Platinum is a non-specific anti-tumour medicine, and its cytotoxicity against tumour cells has been thought to be mediated through several mechanisms11, including formatting and enhancing the platinum-DNA adduct repair capacity, decreasing platinum accumulation, and increasing drug inactivation and its ability to tolerate platinum-DNA damage12. The DNA repair capability of cells may be a rate-limiting factor for cisplatin resistance and sensitivity in cisplatin resistant ovarian cancer cells13.

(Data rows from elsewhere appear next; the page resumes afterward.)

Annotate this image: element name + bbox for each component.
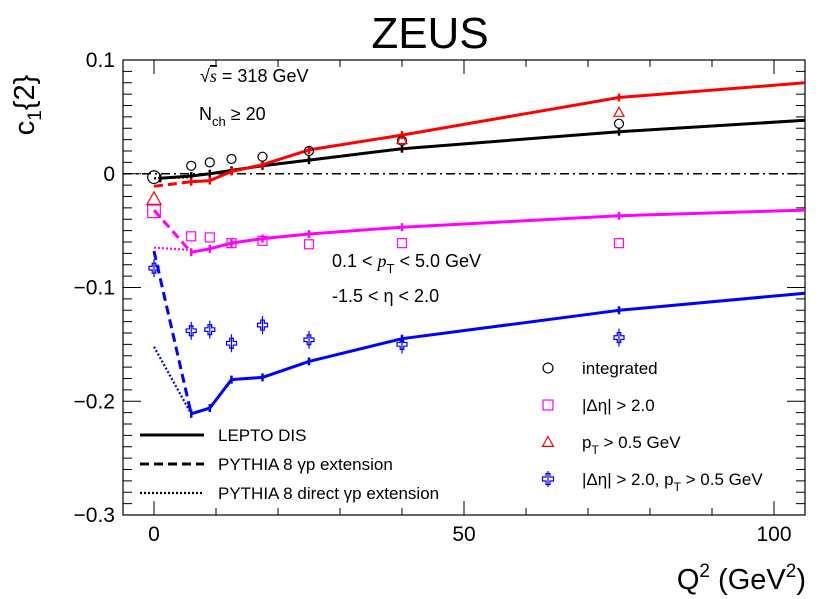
annotation-pt-range: 0.1 < pT < 5.0 GeV <box>332 251 481 276</box>
annotation-energy: √s = 318 GeV <box>200 66 308 86</box>
legend-label: PYTHIA 8 γp extension <box>218 455 393 474</box>
legend-label-sub: T <box>591 443 599 457</box>
data-point-square <box>303 239 315 250</box>
y-tick-label: 0.1 <box>86 49 115 72</box>
y-axis-label-suffix: {2} <box>9 74 41 110</box>
annotation-pt-sub: T <box>387 261 395 276</box>
annotation-pt-left: 0.1 < <box>332 251 378 271</box>
annotation-nch-main: N <box>199 104 212 124</box>
legend-label: |Δη| > 2.0 <box>582 396 655 415</box>
data-point-cross <box>303 334 315 346</box>
y-tick-label: 0 <box>103 163 115 186</box>
model-curve-dashed <box>152 209 193 254</box>
x-axis-label-main: Q <box>677 564 700 596</box>
model-curve-solid <box>191 81 806 184</box>
plot-frame-group <box>122 59 806 516</box>
model-curves-group <box>152 81 806 418</box>
legend-label-main: p <box>582 433 591 452</box>
data-point-cross <box>256 319 269 331</box>
model-curve-solid <box>190 208 806 254</box>
data-point-cross <box>225 337 238 349</box>
model-curve-dotted <box>153 346 193 415</box>
annotation-pt-right: < 5.0 GeV <box>395 251 482 271</box>
y-tick-label: −0.1 <box>74 277 115 300</box>
annotation-sqrt: √ <box>200 66 210 86</box>
x-axis-label-close: ) <box>796 564 806 596</box>
annotation-pt-sym: p <box>376 251 387 271</box>
data-point-triangle <box>395 133 409 145</box>
data-point-cross <box>148 262 160 274</box>
y-axis-label-sub: 1 <box>25 110 46 121</box>
legend-marker-triangle <box>541 435 555 447</box>
data-point-circle <box>147 170 161 185</box>
legend-label: |Δη| > 2.0, pT > 0.5 GeV <box>582 470 763 494</box>
annotation-eta-range: -1.5 < η < 2.0 <box>332 286 439 306</box>
legend-label-sub: T <box>674 480 682 494</box>
data-point-circle <box>303 145 315 157</box>
data-point-cross <box>396 338 408 350</box>
model-curve-dashed <box>153 180 192 188</box>
data-point-cross <box>185 325 197 337</box>
data-point-circle <box>204 157 215 168</box>
annotation-nch: Nch ≥ 20 <box>199 104 266 129</box>
legend-marker-square <box>542 399 554 411</box>
data-point-cross <box>204 323 216 336</box>
y-tick-label: −0.3 <box>74 504 115 527</box>
annotation-s: s <box>210 66 217 86</box>
x-tick-label: 100 <box>756 523 791 546</box>
x-axis-label-units: (GeV <box>710 564 786 596</box>
data-point-triangle <box>145 190 163 205</box>
data-point-square <box>226 238 237 249</box>
x-axis-label-units-sup: 2 <box>786 561 797 582</box>
chart-title: ZEUS <box>371 9 488 58</box>
data-point-triangle <box>612 106 626 117</box>
legend-label-main: |Δη| > 2.0, p <box>582 470 674 489</box>
legend-label: pT > 0.5 GeV <box>582 433 681 457</box>
data-points-group <box>145 106 626 354</box>
legend-marker-cross <box>541 472 555 486</box>
legend-label: PYTHIA 8 direct γp extension <box>218 484 439 503</box>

Poly(ADP-ribosyl)ation is post-translational type of protein modification involved in the regulation of cell cycle, transcription, initiation of the DNA repair and apoptosis1415. The poly(ADP-ribosyl)ation process can regulate a series of molecular events through regulating enzymatic activities and macromolecular interactions between proteins, DNA and RNA. PARP-1 is responsible for sensing the signals of DNA damage16. DNA strand breaks can be caused by exposures to ionizing radiation, UV light, chemotherapy, or products of cellular metabolism17. Activation of PARP-1 can lead to the addition of poly-(ADP-ribose) branched chains onto the damaged DNA, as well as the assembling proteins involved in DNA repair18. In addition to its role in DNA repair, poly(ADP-ribosyl)ation can also protect the naked DNA from being degraded by nuclease.

It has been suggested that PARP-1 facilitates diverse inflammatory responses through upregulating the expression of inflammation-relevant genes that encode oxidation-reduction-related enzymes, cytokines, and adhesion molecules19. Further, excessive activation of PARP-1 can induce arteriosclerosis, myocardial infarction, hypertension and cardiovascular complications of diabetes2021. However, the relationship between PARP and tumours has been rarely reported. The overexpression of PARP in breast cancer22, glioblastoma23, liver cancer24, prostatic carcinoma25 and pancreatic cancer26 can facilitate the proliferation of tumour cells. Gurung et al27 suggested that the inhibition of PARP-1 and telomerase in MEFs rendered cells is more susceptible to DNA-damaging agents. Other studies1723 demonstrated that inhibiting the activation of PARP could enhance glioblastoma and lung cancer sensitivity to radiation. The PARP-1 inhibitor ANI and the suppression of PARP-1 expression by siRNA can significantly sensitize human liver cancer cells to doxorubicin treatment24.

The inhibitory effects of 3-AB on PARP-1 expression has been well established, Valenzuela et al28 showed that a concentration of 5mM of 3-AB after 2 h-exposure effciently blocks PARP activity avoiding PARP-polymer formation in response to to DNA damage in primary mouse embryonic firoblast. Wang et al29 reported that 3-AB was able to reduce PARP-1 activity in the millimole range in the repair proficient human glioma M059K cells. Zheng et al30 indicated that 3-AB suppressed cell growth, cell invasion and enhanced the suppressive effects of cisplatin in vitro in U2OS cells. They suggested that 3-AB may be developed into an effective agent for the treatment of human osteosarcoma.

In summary, our study indicated that the PARP inhibitor 3-AB inhibited the proliferation activity of C13^* cells, and increased the cellular sensitivity to cisplatin. We thus proposed that combined treatment of PARP inhibitor with cisplatin can reverse the drug resistance of ovarian cancer cells, reduce the dosage and side effects of cisplatin chemotherapy, and improve the prognosis of patients suffering from ovarian cancer. However, the PARP protein family includes 17 members, and chemical inhibitors may have nonspecific suppression effects. Systemic long-term administration of PARP inhibitors may harm the DNA repair and genomic stability in normal cells, which can lead to secondary tumours years after3132. Therefore, novel PARP-1 inhibitor with low toxicity and high specificity need to be tested in future. With the progress in the PARP research and combination therapy, targeted therapy using PARP inhibitors may play a vital role in the prevention of tumours.